En ce sens, Brodeur a admis avoir de la difficulté à partager le filet avec son coéquipier Cory Schneider. Le Québécois a entrepris 22 matchs jusqu'ici cette saison, contre 25 pour l'ex-gardien des Canucks de Vancouver.

«Personnellement, ça va super bien, c'est un bon petit gars et c'est un gardien de but qui a une belle carrière devant lui, a expliqué le lauréat de quatre trophées Vézina en carrière. Mais pour la situation des gardiens, c'est sûr que c'est difficile. Quand t'as deux gardiens no 1 — on n'est pas habitués de s'asseoir au bout du banc —, c'est difficile à prendre parce que tu sais que t'es aussi bon que l'autre. Ça peut être un luxe (d'avoir deux gardiens no 1), mais seulement si l'un des deux se blesse, sinon ce sont des décisions que l'entraîneur doit prendre sans faire mal à l'un ou à l'autre. Et ça se finit souvent dans son bureau.

«Si je décide de revenir l'an prochain, il va falloir que je sois dans une situation dans laquelle je vais être confortable, que ce soit ici ou ailleurs, a-t-il poursuivi. Seul le temps va le dire. Je ne peux pas dire oui ou non en ce moment, parce que je ne sais même pas si je vais jouer l'an prochain. Pour l'instant, je suis ici, et on commence une petite lancée pour se remettre dans la course aux séries éliminatoires.»

L'entraîneur-chef du Canadien Michel Therrien a d'ailleurs admis lundi matin qu'il ne fallait pas prendre les Devils à la légère, même si ses hommes viennent de vaincre les champions en titre de la Coupe Stanley, les Blackhawks de Chicago, 2-1 en prolongation.

«D'abord, c'est un match à la maison. C'est important pour nous de bien performer, d'avoir du succès si on veut se positionner pour faire les séries éliminatoires. Chaque match à la maison est crucial. Les Devils, c'est une équipe qui est très difficile à affronter, a reconnu Therrien. Il va falloir faire quelques ajustements, mais ils ne donnent pas beaucoup d'espace sur la patinoire et vont te frustrer souvent par leur style de jeu. C'est toujours un 'challenge' en ce qui nous concerne, parce que j'ai beaucoup de respect pour cette organisation, et énormément de respect pour Martin Brodeur.»

Brodeur, comme un jeune de 25 ans

Les Devils occupent présentement le 11e rang de l'Association de l'Est et Brodeur n'a pas effectué de départ lors des trois derniers matchs de l'équipe, après avoir concédé huit buts à ses deux plus récentes présences devant le filet. Le Montréalais conserve néanmoins le sourire et assure qu'il continue de s'amuser sur la patinoire.

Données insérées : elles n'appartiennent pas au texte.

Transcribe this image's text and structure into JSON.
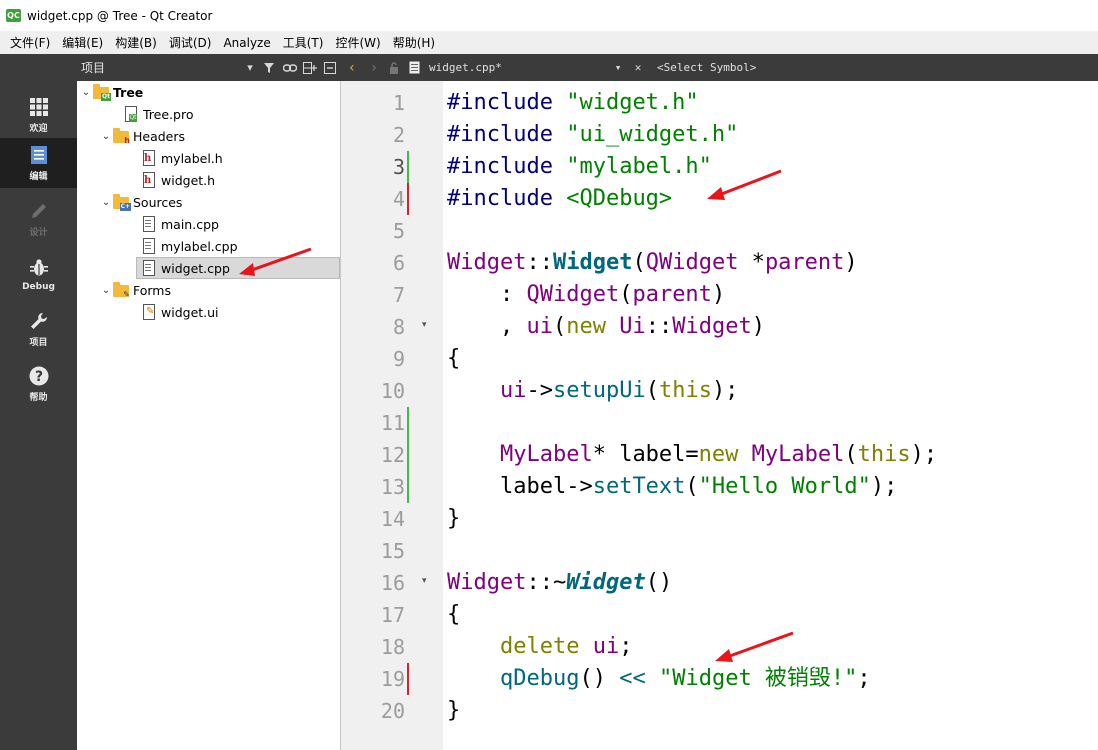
{
  "window": {
    "logo": "QC",
    "title": "widget.cpp @ Tree - Qt Creator"
  },
  "menu": [
    "文件(F)",
    "编辑(E)",
    "构建(B)",
    "调试(D)",
    "Analyze",
    "工具(T)",
    "控件(W)",
    "帮助(H)"
  ],
  "modes": [
    {
      "label": "欢迎",
      "icon": "grid-icon"
    },
    {
      "label": "编辑",
      "icon": "edit-doc-icon"
    },
    {
      "label": "设计",
      "icon": "pencil-icon"
    },
    {
      "label": "Debug",
      "icon": "bug-icon"
    },
    {
      "label": "项目",
      "icon": "wrench-icon"
    },
    {
      "label": "帮助",
      "icon": "help-icon"
    }
  ],
  "project_panel": {
    "title": "项目",
    "tree": [
      {
        "label": "Tree"
      },
      {
        "label": "Tree.pro"
      },
      {
        "label": "Headers"
      },
      {
        "label": "mylabel.h"
      },
      {
        "label": "widget.h"
      },
      {
        "label": "Sources"
      },
      {
        "label": "main.cpp"
      },
      {
        "label": "mylabel.cpp"
      },
      {
        "label": "widget.cpp"
      },
      {
        "label": "Forms"
      },
      {
        "label": "widget.ui"
      }
    ]
  },
  "editor_toolbar": {
    "file": "widget.cpp*",
    "symbol": "<Select Symbol>"
  },
  "editor": {
    "current_line": 3,
    "line_numbers": [
      "1",
      "2",
      "3",
      "4",
      "5",
      "6",
      "7",
      "8",
      "9",
      "10",
      "11",
      "12",
      "13",
      "14",
      "15",
      "16",
      "17",
      "18",
      "19",
      "20"
    ],
    "code": {
      "l1_a": "#include",
      "l1_b": " \"widget.h\"",
      "l2_a": "#include",
      "l2_b": " \"ui_widget.h\"",
      "l3_a": "#include",
      "l3_b": " \"mylabel.h\"",
      "l4_a": "#include",
      "l4_b": " <QDebug>",
      "l6_a": "Widget",
      "l6_b": "::",
      "l6_c": "Widget",
      "l6_d": "(",
      "l6_e": "QWidget",
      "l6_f": " *",
      "l6_g": "parent",
      "l6_h": ")",
      "l7_a": "    : ",
      "l7_b": "QWidget",
      "l7_c": "(",
      "l7_d": "parent",
      "l7_e": ")",
      "l8_a": "    , ",
      "l8_b": "ui",
      "l8_c": "(",
      "l8_d": "new",
      "l8_e": " Ui",
      "l8_f": "::",
      "l8_g": "Widget",
      "l8_h": ")",
      "l9": "{",
      "l10_a": "    ",
      "l10_b": "ui",
      "l10_c": "->",
      "l10_d": "setupUi",
      "l10_e": "(",
      "l10_f": "this",
      "l10_g": ");",
      "l12_a": "    ",
      "l12_b": "MyLabel",
      "l12_c": "* label=",
      "l12_d": "new",
      "l12_e": " ",
      "l12_f": "MyLabel",
      "l12_g": "(",
      "l12_h": "this",
      "l12_i": ");",
      "l13_a": "    label->",
      "l13_b": "setText",
      "l13_c": "(",
      "l13_d": "\"Hello World\"",
      "l13_e": ");",
      "l14": "}",
      "l16_a": "Widget",
      "l16_b": "::~",
      "l16_c": "Widget",
      "l16_d": "()",
      "l17": "{",
      "l18_a": "    ",
      "l18_b": "delete",
      "l18_c": " ",
      "l18_d": "ui",
      "l18_e": ";",
      "l19_a": "    ",
      "l19_b": "qDebug",
      "l19_c": "() ",
      "l19_d": "<<",
      "l19_e": " ",
      "l19_f": "\"Widget 被销毁!\"",
      "l19_g": ";",
      "l20": "}"
    }
  }
}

«Le secret, c'est d'avoir du plaisir, a-t-il confié. Je pense que c'est ça qui permet de prolonger sa carrière. Pour nous, venir ici, ce n'est pas une corvée. On aime ça travailler, on aime ça avoir du 'fun'. Ce sont de belles relations entre joueurs de hockey, et le fait que je sois un 'leader', c'est amusant, parce que quand tu arrives dans le vestiaire t'es capable d'aider quelqu'un et de voir un jeune arriver et connaître du succès. C'est à ça qu'on carbure.»

Daniel Brière, qui l'a souvent affronté alors qu'il portait les couleurs des Flyers de Philadelphie dans l'ex-section atlantique, a abondé dans la même direction. Il n'a pas tari d'éloges envers le gardien qui compile un dossier de 12-9-4, avec une moyenne de buts alloués de 2,39 et un taux d'efficacité de ,902 cette saison.

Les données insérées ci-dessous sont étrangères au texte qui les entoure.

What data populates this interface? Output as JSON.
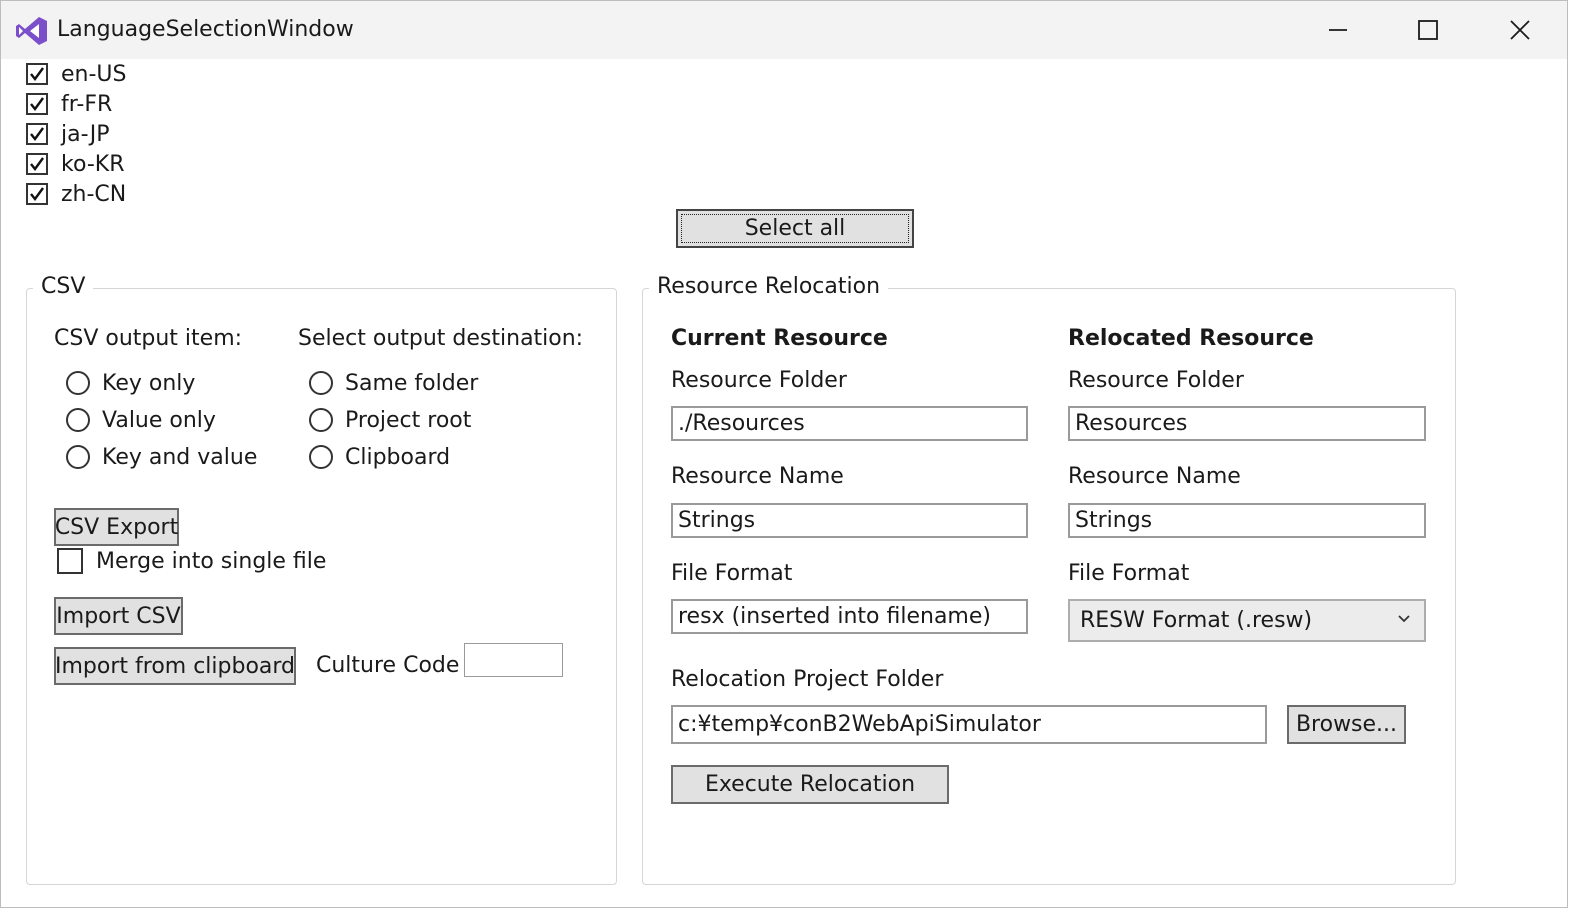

«Il joue encore comme un jeune de 25 ans, a-t-il mentionné. Ça ne paraît pas qu'il vieillit, donc s'il continue à jouer aussi bien ce sera un gros plus pour les partisans et pour la LNH.»

L'entraîneur-chef des Devils, Peter DeBoer, a indiqué qu'il dévoilera l'identité de son gardien partant après la séance d'entraînement matinale de mardi.